Le bénévole, dirigeant patrimonial d’un club qui a voué sa vie à la bonne marche d’une structure
Il est de bon ton de ne pas tirer sur le bénévole, dirigeant patrimonial d’un club qui a voué sa vie à la bonne marche d’une structure. Les Albaladejo sont de ceux là, des êtres entiers, corsés, avec un maternalisme et un paternalisme que personne n’irait dénoncer dans l’enceinte même du club. On respecte le boulot fourni, les heures passées, les emmerdes assumées, leurs ambitions personnelles, leurs coups de gueule et tout le reste. Ils disent tous « chapeau ». Vincent Boucena formé au Bagnols Marcoules Athlé est de ceux là. Junior talentueux lui aussi, sélectionné à un Mondial de cross en 2009, il aurait pu choisir un destin du côté d’Aix les Bains, c’est finalement à Alès qu’il signe en 2005 « Pour côtoyer le haut niveau ». Aujourd’hui jeune entrepreneur, il est gérant d’un magasin running, il avoue avoir pris de plein fouet l’affaire Goumri «c’est le revers de la médaille de l’ancienne politique. Dommage car le club s’est tourné vers des jeunes Français en devenir ». Quant aux Albaladejo, pas touche, l’équipe est soudée pour ne rien dénigrer. Il fait corps pour s’exprimer ainsi « j’ai vécu pleinement de ma passion grâce à leur politique de haut niveau. Ils nous ont beaucoup aidés. Et c’est qu’en même à la base du bénévolat ».

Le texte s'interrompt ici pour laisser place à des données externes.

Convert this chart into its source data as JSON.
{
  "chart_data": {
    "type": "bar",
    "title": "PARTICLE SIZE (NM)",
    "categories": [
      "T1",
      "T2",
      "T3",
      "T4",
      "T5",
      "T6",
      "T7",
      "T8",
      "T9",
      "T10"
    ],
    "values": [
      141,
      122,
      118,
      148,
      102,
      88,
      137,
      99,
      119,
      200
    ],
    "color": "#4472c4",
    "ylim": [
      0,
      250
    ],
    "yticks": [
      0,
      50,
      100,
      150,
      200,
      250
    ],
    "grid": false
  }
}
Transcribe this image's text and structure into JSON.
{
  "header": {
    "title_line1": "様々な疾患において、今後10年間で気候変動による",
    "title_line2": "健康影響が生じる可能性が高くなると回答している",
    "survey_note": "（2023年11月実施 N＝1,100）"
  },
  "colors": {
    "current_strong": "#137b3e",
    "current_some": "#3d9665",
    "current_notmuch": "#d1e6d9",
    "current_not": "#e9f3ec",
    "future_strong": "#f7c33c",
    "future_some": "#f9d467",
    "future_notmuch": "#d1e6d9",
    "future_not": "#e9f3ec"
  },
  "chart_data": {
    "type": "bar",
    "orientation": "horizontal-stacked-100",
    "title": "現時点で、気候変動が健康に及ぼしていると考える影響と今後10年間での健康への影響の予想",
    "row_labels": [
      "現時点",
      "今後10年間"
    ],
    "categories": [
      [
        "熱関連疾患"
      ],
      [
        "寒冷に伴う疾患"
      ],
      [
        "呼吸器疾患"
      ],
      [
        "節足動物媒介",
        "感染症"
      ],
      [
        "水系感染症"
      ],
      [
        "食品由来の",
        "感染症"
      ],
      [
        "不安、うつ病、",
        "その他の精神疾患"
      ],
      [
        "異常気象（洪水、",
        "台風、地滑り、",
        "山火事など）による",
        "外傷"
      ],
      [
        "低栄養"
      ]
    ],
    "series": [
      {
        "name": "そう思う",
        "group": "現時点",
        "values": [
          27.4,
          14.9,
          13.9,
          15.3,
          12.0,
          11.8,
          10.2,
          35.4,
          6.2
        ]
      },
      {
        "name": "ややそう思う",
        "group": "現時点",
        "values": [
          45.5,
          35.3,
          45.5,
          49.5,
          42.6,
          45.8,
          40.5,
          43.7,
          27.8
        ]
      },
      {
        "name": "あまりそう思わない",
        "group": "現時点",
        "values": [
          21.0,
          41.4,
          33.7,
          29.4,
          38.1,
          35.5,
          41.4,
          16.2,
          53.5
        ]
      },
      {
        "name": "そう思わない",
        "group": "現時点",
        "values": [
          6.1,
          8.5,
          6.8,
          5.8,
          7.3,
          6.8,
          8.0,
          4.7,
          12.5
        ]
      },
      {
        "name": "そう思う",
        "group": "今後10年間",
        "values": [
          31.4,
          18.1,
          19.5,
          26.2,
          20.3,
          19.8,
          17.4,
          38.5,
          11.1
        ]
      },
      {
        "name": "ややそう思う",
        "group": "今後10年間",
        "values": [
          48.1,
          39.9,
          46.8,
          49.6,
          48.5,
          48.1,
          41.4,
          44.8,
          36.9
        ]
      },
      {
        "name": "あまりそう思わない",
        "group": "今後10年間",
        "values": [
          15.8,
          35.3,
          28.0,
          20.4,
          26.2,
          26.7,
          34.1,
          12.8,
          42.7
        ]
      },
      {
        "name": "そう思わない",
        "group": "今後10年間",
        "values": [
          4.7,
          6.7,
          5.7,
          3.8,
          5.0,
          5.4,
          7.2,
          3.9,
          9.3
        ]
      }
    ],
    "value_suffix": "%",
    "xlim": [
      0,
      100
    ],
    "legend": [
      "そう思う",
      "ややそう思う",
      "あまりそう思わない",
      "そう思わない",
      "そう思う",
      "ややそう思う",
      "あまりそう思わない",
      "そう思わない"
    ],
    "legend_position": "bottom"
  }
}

Voilà le mot est encore lâché. Le bénévolat, une carapace, un écran dans lequel rien ne transpire, rien ne filtre. Sacrosainte effusion de l’associatif à la française. Julien Mendez a un petit côté Romain Courcières. De loin, les deux hommes ont la même allure, la même barbe. Foulée dans foulée, on pourrait croire à deux frangins. Originaire de Metz, ce brillant étudiant, ancien membre du pôle espoir chez les judokas a rejoint Alès après avoir réussi le concours d’entrée à l’Ecole des Mines. Autour de la table, on le chambre « t’es l’intello ». C’est peut-être pour cela que l’affaire Goumri lui est passée au-dessus comme un partiel raté et déjà oublié « Je reconnais que pour mes partenaires de club, c’est dur, mais je suis resté à ma place, loin de tout cela ». 14’53’’ sur 5000 m, l’élève ingénieur entraîné par Nicolas Naizot, s’est pris au jeu du haut niveau avec l’espoir de rentrer en équipe Une.
L’affaire El Goumri tombé pour dopage le 2 décembre dernier, sera-t-elle le dernier avatar d’une histoire chaotique ? Au bord du Gardon, les corbeaux noirs se sont noyés un à un. Mais l’ardoise ne s’effacera pas d’un simple revers de manche. L’AC Alès doit vivre et apprendre à vivre avec cela encore longtemps. Jusqu’à quand ? Les frères Gras très discrets sur cette affaire, c’est leur nature, ne se sont jamais mis en avant pour exprimer leur colère. Autistes d’une histoire qui n’a pas eu de prise sur les convictions du futur médecin du sport et du futur chirurgien, guère anxieux sur les conséquences financières si le club venait à rétrograder dans la hiérarchie du demi-fond français. Ils disent simplement «La politique va dans le bon sens. Nous avons été convaincus. On va faire la Coupe d’Europe ». La phrase est dite comme une fin de non recevoir. Ils ajoutent : «tout de même, partir ensemble dans un box, c’est quelque chose ».